I don’t know how far the implementation of the Land Ceiling Act in UP has advanced. I only know that the demand by Darapuri and his followers will revolutionise the entire political spectrum in this state if it becomes more strident, persistent and all-encompassing. It is a demand that, if conceded, will displease BJP’s voters but has the capacity to give a strong fillip to the status of Dalits in Indian society.

The RSS leadership has been very vocal in welcoming Dalits into the Hindu fold, but most upper-caste Hindus still adhere to the old Brahminical order, with the result that the Dalits continue to feel the pain of discrimination and deprivation. In the villages, their houses are built on the outskirts and the work they do is still of the menial variety. They form the bulk of the landless labourers who work the lands of the owners.

Darapuri’s initiative is bound to change the social order, if it succeeds. But it’s doubtful if it will ever succeed. The vested interests, who have the maximum clout with the government, are bound to resist. His arrest, along with that of 10 others who also find themselves in jail, is a clear sign that the authorities intend to cook his goose at the first whiff of trouble.

The police have planted an attempt-to-murder charge on him and his associates. It was never their intention to murder or even do any bodily harm. Next day’s newspapers did not report any such mayhem, only the storming of the Commissioner’s office and the scattering of files on the tables. But the agitators had to be taught a lesson of the type the CM would approve of.

Darapuri and his friends should be happy if the bulldozer is not used to demolish their houses. In Yogi’s jurisdiction, and now increasingly in other BJP-ruled states like Haryana and Madhya Pradesh, the houses of those accused of rioting and destroying public property are identified for retaliatory destruction by the state. No judicial orders are obtained for such overt punishment. It is Yogi’s law!

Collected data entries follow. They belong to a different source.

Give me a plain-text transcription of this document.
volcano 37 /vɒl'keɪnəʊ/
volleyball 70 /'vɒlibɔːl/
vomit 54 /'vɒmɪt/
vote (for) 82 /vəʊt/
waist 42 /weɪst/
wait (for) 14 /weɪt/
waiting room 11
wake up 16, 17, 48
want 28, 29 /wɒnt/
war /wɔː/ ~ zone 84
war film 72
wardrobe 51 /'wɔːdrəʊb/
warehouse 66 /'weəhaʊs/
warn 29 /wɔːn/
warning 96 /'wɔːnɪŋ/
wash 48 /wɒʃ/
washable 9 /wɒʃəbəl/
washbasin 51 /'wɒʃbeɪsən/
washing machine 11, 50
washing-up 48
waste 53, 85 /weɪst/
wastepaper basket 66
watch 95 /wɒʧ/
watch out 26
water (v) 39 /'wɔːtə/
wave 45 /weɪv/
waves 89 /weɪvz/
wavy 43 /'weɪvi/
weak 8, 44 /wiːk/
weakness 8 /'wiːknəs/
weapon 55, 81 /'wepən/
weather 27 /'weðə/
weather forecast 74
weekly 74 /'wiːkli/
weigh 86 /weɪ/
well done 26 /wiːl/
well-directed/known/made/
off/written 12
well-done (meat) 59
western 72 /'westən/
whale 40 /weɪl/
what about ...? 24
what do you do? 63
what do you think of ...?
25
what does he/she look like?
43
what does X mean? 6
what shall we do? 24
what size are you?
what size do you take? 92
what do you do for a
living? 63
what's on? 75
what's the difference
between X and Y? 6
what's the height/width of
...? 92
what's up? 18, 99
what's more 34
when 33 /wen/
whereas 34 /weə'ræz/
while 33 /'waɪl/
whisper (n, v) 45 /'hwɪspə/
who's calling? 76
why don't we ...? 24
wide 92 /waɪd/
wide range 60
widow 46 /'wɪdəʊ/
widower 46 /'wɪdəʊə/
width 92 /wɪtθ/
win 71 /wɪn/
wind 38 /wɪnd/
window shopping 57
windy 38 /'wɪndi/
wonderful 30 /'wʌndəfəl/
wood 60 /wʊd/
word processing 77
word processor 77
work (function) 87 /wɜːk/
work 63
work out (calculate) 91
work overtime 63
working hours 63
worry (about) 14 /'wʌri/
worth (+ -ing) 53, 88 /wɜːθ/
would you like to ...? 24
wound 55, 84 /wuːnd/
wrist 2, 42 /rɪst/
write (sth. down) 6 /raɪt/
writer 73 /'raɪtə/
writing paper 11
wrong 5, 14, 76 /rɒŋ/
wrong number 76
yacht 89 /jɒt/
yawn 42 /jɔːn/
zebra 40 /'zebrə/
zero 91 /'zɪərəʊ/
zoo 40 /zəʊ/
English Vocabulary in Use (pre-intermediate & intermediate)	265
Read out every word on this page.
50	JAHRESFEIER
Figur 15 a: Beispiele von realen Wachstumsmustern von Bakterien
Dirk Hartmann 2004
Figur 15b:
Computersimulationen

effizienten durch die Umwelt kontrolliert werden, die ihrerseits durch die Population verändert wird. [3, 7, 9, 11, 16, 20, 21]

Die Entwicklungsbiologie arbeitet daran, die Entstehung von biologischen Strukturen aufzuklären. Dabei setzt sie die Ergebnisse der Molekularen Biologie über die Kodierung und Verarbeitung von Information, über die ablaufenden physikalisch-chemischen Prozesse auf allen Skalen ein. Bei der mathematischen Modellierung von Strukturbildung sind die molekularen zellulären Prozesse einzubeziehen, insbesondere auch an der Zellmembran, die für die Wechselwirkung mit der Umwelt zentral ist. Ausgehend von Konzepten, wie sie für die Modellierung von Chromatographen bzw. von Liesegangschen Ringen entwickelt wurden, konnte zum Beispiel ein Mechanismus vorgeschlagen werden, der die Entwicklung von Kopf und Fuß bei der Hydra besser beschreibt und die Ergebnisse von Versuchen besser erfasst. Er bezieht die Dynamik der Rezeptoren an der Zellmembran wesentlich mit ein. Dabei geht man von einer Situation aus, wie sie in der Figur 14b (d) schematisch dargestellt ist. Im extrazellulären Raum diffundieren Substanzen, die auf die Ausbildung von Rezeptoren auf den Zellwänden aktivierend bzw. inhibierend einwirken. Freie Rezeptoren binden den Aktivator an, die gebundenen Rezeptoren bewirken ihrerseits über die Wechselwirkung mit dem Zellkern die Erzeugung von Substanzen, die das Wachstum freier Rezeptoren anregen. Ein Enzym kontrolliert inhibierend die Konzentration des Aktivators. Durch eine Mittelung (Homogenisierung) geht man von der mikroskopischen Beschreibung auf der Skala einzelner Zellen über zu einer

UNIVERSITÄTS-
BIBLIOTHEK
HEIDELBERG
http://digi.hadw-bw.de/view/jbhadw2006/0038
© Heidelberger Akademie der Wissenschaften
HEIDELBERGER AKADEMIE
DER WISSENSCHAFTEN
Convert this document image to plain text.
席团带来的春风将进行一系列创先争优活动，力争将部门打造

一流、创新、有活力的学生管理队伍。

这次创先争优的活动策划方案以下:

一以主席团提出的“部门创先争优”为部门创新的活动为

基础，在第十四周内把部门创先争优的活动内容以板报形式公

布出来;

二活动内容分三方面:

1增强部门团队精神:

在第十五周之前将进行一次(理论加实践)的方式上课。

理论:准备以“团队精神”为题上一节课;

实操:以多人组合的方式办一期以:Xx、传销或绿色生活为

The demand for land to poor Dalits is part of the election scenario unfolding before us as 2024 approaches. Darapuri, who had also been arrested during the anti-CAA protests in December 2019, and his friends have asked Dalits not to vote for any party that does not agree to part with one acre of land to every Dalit household. If this demand crystallises and spreads, it will open another front for Modi to face in his quest for a third term as the Prime Minister.